Data Reliability at Chick-fil-A

Published in

chick-fil-atech

5 min readMar 1, 2024

Chick-fil-A has over 3,000 locations across the USA, Puerto Rico, and Canada, with over 8 million orders per day. The amount of data being tracked and processed, including Restaurant data points, customer orders, and other business operations information creates a data rich landscape, but also a multitude of challenges. Data Reliability Engineering (DRE) helps Chick-fil-A approach these challenges and utilize resources to create a reliable system that supports the business and customers on a daily basis.

Phot credit: https://www.mercurymediatechnology.com/en/blog/5-tips-to-help-you-understand-your-data/

The concept of Data Reliability Engineering stems from an old friend, Site Reliability Engineering (SRE). SRE applies engineering solutions to evaluate the service/application stability offered by a team. For DRE, we are using the same engineering solutions to determine the stability and quality of the data. The end goal is to have a set of tools and processes that teams use to solve data challenges in a scalable way.

These processes and tools are applied to pipelines/data warehouses to monitor incidents, set expectations on the data, and bring visibility into the quality of the data being produced and consumed. When all these are in place, the team in charge can quickly identify the problem in the pipeline. In short, DRE is treating data quality as an engineering problem so that when something breaks in the infrastructure, the team can distinguish between a data problem and software problem.

Photo credit: https://www.montecarlodata.com/blog-what-is-a-data-engineering-workflow-definition-key-considerations-and-common-roadblocks/

DRE Principles

DRE borrows the same principles from SRE, and these principles help clarify what tools and processes to use.

• Embrace risk. Accept that things will break at some point.

• Set standards. Know what the expected data is, otherwise, you don’t know how to measure the data.
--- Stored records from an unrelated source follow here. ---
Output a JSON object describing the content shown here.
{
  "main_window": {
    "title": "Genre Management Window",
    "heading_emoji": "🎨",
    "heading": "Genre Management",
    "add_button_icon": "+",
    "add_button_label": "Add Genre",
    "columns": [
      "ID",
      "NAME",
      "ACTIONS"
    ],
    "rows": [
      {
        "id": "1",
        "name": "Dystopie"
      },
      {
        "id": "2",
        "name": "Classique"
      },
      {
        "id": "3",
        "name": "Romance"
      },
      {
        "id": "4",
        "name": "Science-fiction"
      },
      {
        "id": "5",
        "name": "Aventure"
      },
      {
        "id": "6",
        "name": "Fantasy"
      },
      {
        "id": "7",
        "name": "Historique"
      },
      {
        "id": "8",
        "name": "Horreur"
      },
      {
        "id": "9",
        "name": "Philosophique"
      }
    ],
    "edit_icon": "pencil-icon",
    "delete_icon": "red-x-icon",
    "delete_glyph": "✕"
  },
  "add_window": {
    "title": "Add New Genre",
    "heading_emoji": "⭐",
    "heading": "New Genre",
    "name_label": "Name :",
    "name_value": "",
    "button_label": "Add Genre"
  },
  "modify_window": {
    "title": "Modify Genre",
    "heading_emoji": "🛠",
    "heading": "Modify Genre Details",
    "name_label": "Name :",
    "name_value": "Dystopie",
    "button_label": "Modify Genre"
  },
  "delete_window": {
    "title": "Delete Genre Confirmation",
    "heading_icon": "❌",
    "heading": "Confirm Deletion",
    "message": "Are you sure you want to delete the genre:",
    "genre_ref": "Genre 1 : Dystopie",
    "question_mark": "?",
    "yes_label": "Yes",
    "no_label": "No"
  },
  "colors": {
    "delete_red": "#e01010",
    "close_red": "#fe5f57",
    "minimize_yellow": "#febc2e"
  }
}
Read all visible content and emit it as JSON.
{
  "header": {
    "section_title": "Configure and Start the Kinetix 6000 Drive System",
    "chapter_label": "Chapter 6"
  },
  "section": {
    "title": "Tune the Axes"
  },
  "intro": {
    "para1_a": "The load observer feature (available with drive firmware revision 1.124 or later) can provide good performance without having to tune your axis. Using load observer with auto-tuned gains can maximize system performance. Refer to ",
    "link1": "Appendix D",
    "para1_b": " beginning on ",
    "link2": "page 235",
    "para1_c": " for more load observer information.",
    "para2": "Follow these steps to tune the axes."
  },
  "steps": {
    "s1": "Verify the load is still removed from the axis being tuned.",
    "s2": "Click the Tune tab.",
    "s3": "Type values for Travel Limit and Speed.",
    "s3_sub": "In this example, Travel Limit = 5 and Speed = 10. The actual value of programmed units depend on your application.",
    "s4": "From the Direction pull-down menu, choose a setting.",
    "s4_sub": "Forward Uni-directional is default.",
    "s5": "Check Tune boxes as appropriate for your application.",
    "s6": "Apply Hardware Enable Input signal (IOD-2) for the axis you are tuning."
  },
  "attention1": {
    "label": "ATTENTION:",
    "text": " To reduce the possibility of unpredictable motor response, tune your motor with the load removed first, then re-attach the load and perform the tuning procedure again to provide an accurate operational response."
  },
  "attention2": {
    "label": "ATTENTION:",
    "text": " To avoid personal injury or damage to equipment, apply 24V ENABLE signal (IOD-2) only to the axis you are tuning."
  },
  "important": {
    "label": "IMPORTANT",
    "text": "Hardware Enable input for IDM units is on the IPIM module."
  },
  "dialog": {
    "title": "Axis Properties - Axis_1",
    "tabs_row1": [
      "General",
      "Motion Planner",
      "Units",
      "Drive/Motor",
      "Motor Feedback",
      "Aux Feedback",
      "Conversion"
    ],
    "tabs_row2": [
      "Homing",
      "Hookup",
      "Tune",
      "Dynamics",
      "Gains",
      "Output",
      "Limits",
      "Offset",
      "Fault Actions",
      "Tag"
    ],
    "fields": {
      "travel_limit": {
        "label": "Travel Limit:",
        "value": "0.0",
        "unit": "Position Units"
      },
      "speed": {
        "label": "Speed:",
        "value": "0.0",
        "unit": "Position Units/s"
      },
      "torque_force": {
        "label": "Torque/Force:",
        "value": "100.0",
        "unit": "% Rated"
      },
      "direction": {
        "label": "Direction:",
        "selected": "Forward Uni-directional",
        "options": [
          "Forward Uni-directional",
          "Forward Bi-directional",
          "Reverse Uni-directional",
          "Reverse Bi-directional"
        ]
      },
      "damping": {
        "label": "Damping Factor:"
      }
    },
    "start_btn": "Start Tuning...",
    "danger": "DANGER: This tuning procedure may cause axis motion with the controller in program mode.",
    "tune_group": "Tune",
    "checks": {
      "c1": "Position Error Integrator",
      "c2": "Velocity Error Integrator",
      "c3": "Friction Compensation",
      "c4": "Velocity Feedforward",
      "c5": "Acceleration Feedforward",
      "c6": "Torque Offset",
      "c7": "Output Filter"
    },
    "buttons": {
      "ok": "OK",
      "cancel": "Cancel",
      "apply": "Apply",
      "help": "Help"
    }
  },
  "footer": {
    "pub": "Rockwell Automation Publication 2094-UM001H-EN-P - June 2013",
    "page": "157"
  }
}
• Reduce toil. When something breaks, the team needs to know exactly what to do.

• Monitor everything. You don’t know what you don’t know.

• Use automation. Remove barriers between knowledge and application.

• Control releases. Intentional changes.

• Favor simplicity. Less complex systems are more reliable.

How Chick-fil-A Applies DRE

As we look at our data pipelines and evaluate how to apply the DRE standards above, there are a few things we keep in mind. We focus on standards, frameworks, patterns, and best practices to empower our business partners with confidence in the analytic engineering work they are delivering. Usually when people hear the word framework, the first question that arises is what tool should be used. Our goal is that teams start focusing on standards rather than tools.

Standards

• Quality tool. A tool to evaluate data (Delta Live Tables, DBT, custom tool, etc.).

• Metrics. We provide metrics to help stakeholders understand their data so they can better manage expectations for the data.

• Dashboard. Provide SRE monitoring regarding pipelines’ SLA and bring visibility to all parties dependent on a specific pipeline (Grafana).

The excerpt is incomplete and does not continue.